After two hours, he walks me home, and we sit on the windowsill. By now, the doorstep of a nearby dive bar is full of drunk locals and tourists singing their hearts out. We hear them faintly through the alleyway.
Cattedrale di Palermo
It’s Pentecost, and we meet again when Mass begins. The tickets to the roof are €7—I search for coins in my purse while he buys them, trying to pay him back. He won’t let me. “I was taught to never let a lady pay,” he says. Fine by me.
We’re led behind a shrine into a small tunnel and stairwell to the roof. The nearly thousand years of architectural styles found in the cathedral prompt vivid images of centuries of people sneaking around secret tunnels in my mind. Despite paying for it, I feel like I’m carrying on their legacy.
Reaching the top, a new view of the city emerges. Slightly south of my apartment, where I spent hours drawing different parts of the cityscape, I see farther east into the mafia–made apartment complexes on the city’s edge. He tells me about the mafia’s “Sack of Palermo” from the ‘50s to the ‘80s, during which the mafia destroyed historical buildings and replaced them with new apartment complexes to consolidate their power over the city. “My father told me that in the 50 years since he was born,” he says, “the city doubled in size.”
I noticed these complexes on my bus ride into the city from the airport a week earlier, finding beauty in the decorated balconies, flowers and vines dangling from each one. The quality of the buildings varied, though the orange hues of each provided a prettier sight than what the fascists left behind—especially against the backdrop of the glowing blue sea.

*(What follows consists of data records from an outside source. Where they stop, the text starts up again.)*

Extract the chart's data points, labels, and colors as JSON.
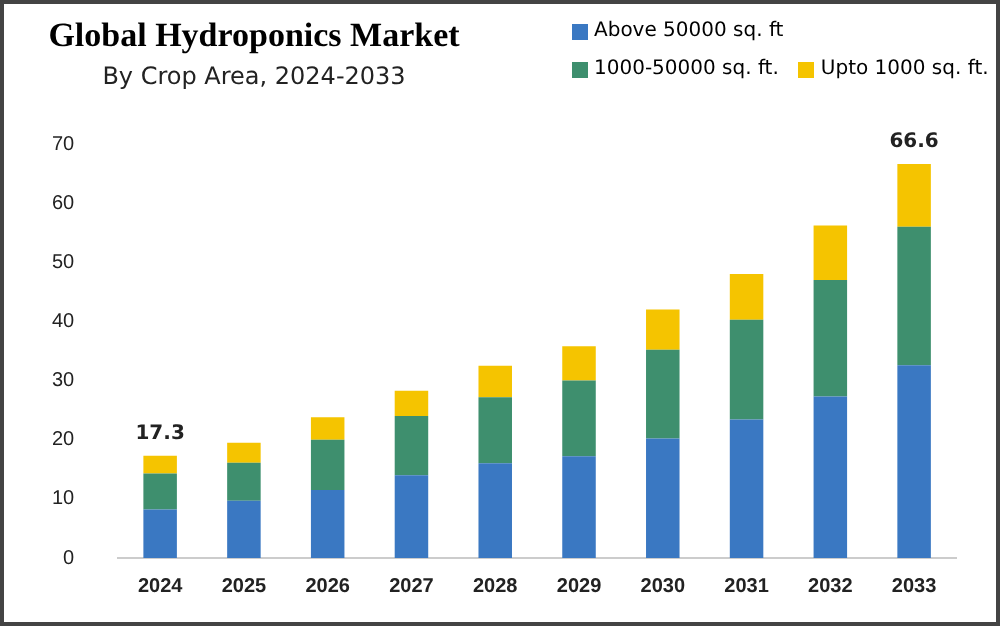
{
  "chart_data": {
    "type": "bar",
    "title": "Global Hydroponics Market",
    "subtitle": "By Crop Area, 2024-2033",
    "categories": [
      "2024",
      "2025",
      "2026",
      "2027",
      "2028",
      "2029",
      "2030",
      "2031",
      "2032",
      "2033"
    ],
    "stacked": true,
    "series": [
      {
        "name": "Above 50000 sq. ft",
        "color": "#3a78c2",
        "values": [
          8.2,
          9.7,
          11.5,
          14,
          16,
          17.2,
          20.2,
          23.4,
          27.3,
          32.6
        ]
      },
      {
        "name": "1000-50000 sq. ft.",
        "color": "#3e8f6e",
        "values": [
          6.1,
          6.4,
          8.5,
          10,
          11.2,
          12.8,
          15,
          16.9,
          19.7,
          23.4
        ]
      },
      {
        "name": "Upto 1000 sq. ft.",
        "color": "#f5c400",
        "values": [
          3,
          3.4,
          3.8,
          4.3,
          5.3,
          5.8,
          6.8,
          7.7,
          9.2,
          10.6
        ]
      }
    ],
    "totals": [
      "17.3",
      null,
      null,
      null,
      null,
      null,
      null,
      null,
      null,
      "66.6"
    ],
    "ylim": [
      0,
      70
    ],
    "yticks": [
      0,
      10,
      20,
      30,
      40,
      50,
      60,
      70
    ],
    "grid": false,
    "legend": "top right"
  }
}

We talk for two hours, looking out at different parts of the city, sneaking around the dome and pushing up against its sides as families pass by. One family of tourists asks us to take a photo of them—the man’s fly is down, but neither of us has the heart to say anything. We feel guilty as they take a photo of us too. “What a beautiful city that I’ve never seen before!” he jokes.